By Doug Cameron

NASA's plans for a lunar mission this year remain on track after it said a deep-space rocket made by Boeing Co. passed a key engine test on Thursday.

The eight-minute ground test of the Space Launch System engines at a National Aeronautics and Space Administration facility in Mississippi followed an unsuccessful run in January that jeopardized the agency's broader target of returning U.S astronauts to the moon by the middle of the decade.

The four engines previously used in the space shuttle program ran for the planned eight minutes during the latest test, twice as long as NASA said it needed to secure enough data for a live rocket launch. During January's run, they stayed on for little over a minute.

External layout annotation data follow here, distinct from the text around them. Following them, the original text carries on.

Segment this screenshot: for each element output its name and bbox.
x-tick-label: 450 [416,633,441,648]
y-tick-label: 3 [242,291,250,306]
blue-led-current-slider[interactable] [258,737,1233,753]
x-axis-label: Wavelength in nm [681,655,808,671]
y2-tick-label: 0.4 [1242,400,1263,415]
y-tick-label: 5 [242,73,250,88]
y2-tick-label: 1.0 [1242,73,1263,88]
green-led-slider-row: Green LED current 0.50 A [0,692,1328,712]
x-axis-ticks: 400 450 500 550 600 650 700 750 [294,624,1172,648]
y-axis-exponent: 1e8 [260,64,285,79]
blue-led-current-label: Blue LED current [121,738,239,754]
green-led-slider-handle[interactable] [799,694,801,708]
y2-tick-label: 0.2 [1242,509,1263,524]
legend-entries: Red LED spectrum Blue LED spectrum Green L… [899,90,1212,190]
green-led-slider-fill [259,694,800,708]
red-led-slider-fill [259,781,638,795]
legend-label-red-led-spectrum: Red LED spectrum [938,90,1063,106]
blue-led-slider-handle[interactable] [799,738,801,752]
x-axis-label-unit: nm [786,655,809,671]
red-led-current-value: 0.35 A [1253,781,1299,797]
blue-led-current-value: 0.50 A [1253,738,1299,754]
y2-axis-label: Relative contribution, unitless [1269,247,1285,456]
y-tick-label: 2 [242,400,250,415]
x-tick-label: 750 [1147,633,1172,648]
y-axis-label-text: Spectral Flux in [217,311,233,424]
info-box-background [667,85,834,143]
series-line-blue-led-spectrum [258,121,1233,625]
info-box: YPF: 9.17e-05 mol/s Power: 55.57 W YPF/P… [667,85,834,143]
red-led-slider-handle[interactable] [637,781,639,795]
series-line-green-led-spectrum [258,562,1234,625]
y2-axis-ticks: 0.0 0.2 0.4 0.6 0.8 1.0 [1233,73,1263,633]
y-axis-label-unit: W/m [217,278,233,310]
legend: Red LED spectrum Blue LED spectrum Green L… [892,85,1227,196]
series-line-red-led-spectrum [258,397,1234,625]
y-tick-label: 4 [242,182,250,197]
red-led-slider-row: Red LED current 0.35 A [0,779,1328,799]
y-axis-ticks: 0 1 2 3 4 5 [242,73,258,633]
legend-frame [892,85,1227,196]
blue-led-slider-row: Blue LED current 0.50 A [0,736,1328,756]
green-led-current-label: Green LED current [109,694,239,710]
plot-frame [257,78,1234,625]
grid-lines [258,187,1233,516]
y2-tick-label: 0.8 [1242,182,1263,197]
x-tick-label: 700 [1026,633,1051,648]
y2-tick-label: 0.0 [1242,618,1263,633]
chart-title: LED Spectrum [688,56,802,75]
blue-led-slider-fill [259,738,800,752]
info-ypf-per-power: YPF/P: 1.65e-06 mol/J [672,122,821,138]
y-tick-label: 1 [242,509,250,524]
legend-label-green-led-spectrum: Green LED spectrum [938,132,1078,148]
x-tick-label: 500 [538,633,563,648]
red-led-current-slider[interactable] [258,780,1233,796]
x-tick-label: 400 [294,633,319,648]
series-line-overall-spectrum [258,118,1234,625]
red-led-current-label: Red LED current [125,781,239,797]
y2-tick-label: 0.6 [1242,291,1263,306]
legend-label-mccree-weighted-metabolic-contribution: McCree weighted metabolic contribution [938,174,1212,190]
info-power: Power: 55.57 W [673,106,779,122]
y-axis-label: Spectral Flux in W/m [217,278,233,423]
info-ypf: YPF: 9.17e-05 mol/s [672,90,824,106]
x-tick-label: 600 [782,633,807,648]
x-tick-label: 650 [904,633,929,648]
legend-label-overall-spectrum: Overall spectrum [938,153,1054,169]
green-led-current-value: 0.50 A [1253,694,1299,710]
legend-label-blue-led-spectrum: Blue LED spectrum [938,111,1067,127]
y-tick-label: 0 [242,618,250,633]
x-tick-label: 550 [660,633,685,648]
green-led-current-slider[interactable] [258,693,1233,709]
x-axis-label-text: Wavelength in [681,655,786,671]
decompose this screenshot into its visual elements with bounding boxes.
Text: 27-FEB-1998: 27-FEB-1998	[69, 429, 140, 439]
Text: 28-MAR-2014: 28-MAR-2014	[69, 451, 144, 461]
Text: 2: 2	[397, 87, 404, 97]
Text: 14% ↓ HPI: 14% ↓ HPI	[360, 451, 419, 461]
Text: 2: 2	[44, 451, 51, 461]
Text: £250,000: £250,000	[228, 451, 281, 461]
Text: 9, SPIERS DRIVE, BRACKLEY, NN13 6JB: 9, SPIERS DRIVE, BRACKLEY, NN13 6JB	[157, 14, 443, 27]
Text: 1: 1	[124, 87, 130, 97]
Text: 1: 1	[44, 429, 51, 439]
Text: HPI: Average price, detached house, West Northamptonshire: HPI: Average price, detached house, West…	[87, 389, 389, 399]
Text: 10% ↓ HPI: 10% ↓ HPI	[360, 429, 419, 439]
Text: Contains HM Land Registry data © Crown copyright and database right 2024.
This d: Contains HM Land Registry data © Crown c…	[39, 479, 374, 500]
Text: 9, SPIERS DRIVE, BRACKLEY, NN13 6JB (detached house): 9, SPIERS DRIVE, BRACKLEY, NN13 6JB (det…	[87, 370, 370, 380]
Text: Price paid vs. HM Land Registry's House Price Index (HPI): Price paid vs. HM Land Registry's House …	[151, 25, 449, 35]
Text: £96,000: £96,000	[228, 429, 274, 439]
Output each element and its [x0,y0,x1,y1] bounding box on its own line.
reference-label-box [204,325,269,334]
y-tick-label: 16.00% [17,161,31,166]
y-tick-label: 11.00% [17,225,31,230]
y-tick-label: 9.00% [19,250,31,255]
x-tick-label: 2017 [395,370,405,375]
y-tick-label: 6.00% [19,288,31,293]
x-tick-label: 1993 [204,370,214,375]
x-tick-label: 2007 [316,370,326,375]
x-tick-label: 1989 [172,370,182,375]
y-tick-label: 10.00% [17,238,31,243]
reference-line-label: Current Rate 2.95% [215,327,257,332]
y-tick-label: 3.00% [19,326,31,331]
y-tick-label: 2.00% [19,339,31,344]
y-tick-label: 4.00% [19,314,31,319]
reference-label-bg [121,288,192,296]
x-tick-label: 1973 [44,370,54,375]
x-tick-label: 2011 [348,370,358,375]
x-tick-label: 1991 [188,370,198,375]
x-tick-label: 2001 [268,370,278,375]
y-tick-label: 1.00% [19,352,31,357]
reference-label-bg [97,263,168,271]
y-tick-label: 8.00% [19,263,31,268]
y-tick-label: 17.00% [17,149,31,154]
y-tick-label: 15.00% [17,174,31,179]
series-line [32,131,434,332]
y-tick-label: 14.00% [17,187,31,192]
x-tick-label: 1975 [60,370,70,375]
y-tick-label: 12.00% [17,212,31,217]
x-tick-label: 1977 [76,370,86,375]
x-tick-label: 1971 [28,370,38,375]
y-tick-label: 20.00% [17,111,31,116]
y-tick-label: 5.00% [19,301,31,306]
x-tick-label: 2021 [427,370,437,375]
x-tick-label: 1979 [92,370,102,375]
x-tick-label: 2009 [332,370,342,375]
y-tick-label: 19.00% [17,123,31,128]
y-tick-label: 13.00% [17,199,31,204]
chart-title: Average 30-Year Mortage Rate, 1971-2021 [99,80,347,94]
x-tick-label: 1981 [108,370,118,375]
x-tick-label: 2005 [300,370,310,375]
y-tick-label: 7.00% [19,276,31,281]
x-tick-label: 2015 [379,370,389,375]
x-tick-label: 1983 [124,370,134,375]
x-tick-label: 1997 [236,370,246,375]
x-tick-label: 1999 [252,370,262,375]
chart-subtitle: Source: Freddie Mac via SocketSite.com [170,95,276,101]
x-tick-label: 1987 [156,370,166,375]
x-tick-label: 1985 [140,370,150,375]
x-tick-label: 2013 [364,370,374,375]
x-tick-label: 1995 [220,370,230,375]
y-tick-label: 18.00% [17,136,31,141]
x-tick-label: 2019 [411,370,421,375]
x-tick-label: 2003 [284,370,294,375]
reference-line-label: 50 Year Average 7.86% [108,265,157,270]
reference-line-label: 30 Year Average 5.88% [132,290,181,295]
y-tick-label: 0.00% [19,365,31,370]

The test provides a boost for Boeing's space program, which has suffered a number of setbacks in recent years. It is also a fillip for the program as the Biden administration reviews NASA priorities and its targets for missions to the moon and into deep space.

NASA aims to use the SLS rocket for its first planned moon mission, known as Artemis 1, in November. This would fly around the moon before returning its capsule, which won't have a crew, to Earth. That schedule remains in flux, and NASA expects to review it in the coming weeks after the latest test.

Boeing is the prime contractor on the SLS program. Its rocket and engines built by Aerojet Rocketdyne Holdings Inc. will now be moved to Kennedy Space Center in Florida next month to be attached to the Orion crew capsule built by Lockheed Martin Corp. and giant boosters made by Northrop Grumman Corp.